2012-thomas-adapting
findings extracted from this paper
-
56% of logins tied to legitimate users discussing the Russian election originated from Russia, compared to only 1% of logins for the 25,860 spam accounts, with Japan accounting for 14% of spam logins. 39% of IP addresses used by the attackers appeared in the CBL blacklist for email spam and malware distribution, compared to 21% of IPs tied to legitimate users, confirming that the attack infrastructure was shared with conventional spam/malware operations.
-
Twitter's relevance-ranked search returned 53% fewer bot-generated tweets compared to real-time chronological search across 1.1 million queries during the attack; restricting analysis to the top 5 most-recently returned relevance results reduced spam by 64% versus real-time.

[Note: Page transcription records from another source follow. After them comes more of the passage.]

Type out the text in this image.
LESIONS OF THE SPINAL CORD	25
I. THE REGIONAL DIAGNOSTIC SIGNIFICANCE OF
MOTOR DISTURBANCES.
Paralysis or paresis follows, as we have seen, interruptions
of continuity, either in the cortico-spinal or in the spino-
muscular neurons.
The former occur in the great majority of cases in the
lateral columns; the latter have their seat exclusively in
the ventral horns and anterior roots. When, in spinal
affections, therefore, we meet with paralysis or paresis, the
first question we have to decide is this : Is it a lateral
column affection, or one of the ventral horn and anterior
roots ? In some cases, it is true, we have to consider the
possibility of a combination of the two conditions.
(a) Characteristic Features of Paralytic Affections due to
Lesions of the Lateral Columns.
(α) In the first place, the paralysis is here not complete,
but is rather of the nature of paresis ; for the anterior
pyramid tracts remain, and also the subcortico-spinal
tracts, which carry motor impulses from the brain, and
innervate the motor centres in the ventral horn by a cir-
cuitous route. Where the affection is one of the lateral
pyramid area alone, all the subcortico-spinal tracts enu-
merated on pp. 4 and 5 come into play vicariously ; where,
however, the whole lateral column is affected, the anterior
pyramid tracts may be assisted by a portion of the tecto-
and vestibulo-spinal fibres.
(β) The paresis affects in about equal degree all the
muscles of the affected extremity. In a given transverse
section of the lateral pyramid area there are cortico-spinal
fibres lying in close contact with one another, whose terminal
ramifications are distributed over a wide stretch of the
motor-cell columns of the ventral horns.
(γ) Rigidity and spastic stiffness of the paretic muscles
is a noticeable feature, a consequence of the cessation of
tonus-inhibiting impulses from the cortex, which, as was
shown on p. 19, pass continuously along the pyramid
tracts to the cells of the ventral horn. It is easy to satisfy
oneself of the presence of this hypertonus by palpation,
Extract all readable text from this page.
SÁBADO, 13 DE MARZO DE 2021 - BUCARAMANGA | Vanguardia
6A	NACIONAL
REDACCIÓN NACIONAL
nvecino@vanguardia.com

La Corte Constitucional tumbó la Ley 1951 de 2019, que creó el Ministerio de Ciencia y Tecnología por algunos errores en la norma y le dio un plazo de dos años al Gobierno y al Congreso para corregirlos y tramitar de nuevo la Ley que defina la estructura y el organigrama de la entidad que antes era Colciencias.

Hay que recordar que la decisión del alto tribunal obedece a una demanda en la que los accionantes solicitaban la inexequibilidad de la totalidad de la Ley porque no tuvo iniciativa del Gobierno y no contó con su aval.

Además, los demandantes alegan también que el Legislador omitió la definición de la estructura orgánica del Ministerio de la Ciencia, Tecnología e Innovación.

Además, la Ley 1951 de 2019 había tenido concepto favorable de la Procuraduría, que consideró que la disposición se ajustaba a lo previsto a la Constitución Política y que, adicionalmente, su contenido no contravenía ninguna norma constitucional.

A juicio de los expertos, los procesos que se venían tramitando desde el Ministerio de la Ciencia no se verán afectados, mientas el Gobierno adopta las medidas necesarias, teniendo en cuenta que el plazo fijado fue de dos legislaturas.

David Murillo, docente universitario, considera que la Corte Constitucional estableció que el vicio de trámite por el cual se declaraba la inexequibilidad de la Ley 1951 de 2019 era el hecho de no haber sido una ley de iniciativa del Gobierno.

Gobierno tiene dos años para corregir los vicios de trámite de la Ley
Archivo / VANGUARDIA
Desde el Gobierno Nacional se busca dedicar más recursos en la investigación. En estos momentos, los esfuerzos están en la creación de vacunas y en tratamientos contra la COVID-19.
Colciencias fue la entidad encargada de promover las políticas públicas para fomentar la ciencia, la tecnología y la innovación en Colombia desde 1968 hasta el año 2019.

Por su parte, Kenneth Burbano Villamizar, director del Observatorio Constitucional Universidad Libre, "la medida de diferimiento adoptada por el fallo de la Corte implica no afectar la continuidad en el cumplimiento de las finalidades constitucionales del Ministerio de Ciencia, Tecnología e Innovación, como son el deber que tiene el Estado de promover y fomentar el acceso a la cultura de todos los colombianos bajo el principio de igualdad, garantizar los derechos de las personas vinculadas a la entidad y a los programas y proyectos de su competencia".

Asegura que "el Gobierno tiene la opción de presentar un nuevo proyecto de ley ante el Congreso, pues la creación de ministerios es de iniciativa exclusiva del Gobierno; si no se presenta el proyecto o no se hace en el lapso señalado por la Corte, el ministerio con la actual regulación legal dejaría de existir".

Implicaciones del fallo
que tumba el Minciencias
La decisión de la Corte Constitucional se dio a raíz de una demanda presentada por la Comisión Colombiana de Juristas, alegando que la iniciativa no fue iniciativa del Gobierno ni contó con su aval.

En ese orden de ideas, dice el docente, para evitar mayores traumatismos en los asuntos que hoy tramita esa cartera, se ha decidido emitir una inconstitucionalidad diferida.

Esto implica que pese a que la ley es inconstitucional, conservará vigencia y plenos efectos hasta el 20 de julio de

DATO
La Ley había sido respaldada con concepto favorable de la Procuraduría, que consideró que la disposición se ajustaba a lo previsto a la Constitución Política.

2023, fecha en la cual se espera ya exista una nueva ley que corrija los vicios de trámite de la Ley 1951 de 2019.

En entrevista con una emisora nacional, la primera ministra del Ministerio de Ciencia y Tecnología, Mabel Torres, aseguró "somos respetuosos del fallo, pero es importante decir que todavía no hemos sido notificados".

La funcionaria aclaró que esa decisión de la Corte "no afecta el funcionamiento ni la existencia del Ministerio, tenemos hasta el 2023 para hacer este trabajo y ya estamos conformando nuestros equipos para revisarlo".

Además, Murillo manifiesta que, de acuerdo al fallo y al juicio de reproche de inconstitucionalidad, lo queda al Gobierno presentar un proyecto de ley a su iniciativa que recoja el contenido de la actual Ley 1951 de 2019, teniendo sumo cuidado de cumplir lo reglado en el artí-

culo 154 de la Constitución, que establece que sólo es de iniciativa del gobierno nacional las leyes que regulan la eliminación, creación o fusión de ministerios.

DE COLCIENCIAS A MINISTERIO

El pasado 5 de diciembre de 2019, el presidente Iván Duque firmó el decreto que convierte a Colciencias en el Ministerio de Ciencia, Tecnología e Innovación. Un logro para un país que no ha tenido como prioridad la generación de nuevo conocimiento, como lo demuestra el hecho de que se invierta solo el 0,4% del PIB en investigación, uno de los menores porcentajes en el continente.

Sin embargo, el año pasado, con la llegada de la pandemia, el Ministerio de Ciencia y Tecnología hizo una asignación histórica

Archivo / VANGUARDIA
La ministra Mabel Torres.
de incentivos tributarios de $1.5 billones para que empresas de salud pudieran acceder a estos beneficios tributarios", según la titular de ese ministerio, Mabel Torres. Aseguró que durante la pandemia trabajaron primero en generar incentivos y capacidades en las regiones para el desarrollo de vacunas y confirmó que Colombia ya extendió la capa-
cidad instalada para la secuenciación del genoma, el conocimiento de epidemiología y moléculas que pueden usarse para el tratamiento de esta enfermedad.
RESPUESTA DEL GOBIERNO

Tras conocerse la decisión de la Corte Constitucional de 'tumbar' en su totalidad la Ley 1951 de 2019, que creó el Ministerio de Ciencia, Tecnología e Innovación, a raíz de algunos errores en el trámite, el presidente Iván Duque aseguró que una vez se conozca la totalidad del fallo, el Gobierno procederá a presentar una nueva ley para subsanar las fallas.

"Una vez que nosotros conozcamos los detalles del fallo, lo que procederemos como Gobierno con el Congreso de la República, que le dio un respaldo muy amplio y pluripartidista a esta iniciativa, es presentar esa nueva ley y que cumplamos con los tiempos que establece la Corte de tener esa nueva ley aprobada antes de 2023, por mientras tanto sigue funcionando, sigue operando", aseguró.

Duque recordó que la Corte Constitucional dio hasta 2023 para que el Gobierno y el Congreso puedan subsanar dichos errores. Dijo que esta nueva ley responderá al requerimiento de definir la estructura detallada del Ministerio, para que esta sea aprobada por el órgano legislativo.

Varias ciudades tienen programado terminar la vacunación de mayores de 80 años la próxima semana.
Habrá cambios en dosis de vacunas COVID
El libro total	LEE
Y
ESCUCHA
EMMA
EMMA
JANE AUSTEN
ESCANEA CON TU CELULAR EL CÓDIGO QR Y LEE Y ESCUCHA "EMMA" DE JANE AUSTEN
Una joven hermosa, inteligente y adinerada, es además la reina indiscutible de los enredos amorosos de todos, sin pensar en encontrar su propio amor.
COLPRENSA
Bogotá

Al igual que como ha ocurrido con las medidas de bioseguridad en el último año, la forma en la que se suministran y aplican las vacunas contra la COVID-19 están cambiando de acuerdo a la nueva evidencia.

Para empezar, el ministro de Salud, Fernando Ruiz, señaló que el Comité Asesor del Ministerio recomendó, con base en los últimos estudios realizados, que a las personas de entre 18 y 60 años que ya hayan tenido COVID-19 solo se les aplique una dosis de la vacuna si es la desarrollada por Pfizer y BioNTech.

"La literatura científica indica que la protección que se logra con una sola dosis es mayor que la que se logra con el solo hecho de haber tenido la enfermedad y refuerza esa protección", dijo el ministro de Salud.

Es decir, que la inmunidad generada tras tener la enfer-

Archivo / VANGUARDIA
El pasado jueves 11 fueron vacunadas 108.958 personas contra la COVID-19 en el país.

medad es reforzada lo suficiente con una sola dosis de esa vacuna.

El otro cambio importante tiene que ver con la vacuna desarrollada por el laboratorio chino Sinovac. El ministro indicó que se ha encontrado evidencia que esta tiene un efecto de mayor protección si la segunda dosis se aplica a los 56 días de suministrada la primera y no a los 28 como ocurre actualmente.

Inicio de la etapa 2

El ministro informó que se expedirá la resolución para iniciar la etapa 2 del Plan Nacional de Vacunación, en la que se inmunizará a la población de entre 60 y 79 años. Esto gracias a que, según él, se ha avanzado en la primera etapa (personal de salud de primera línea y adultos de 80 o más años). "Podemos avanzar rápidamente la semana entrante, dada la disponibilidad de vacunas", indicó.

Relevance ranking incorporates social-graph overlap and content popularity signals to demote mass-produced low-engagement content.
-
The attack demonstrates that spam-as-a-service markets built for commercial spam (fake reviews, URL advertising) were directly repurposed for political censorship without modification, using the same compromised-host pools (39% blacklisted IPs) and bulk account infrastructure. This convergence means technical defenses against commercial spam infrastructure simultaneously constrain politically-motivated censorship operations by actors who lack direct Internet-access control.
-
Researchers identified four distinct account-registration patterns using regular expressions on mail.ru email addresses and screenname naming conventions; these patterns flagged 975,283 spam accounts with only 4% false positives on manual validation of 150 accounts. The 25,860 accounts deployed in the attack represent just 3% of the flagged pool, indicating a centralized spam-as-a-service vendor provisioned accounts in bulk and sold access.
-
An unknown attacker leveraged 25,860 fraudulent Twitter accounts to send 440,793 tweets targeting 20 election-related hashtags, peaking at 1,846 tweets per minute, in an attempt to dilute political conversations following Russia's December 2011 parliamentary election. The accounts were drawn from a pool of approximately 975,283 fraudulent accounts identified by the researchers, 80% of which remained dormant with zero friends, followers, or tweets.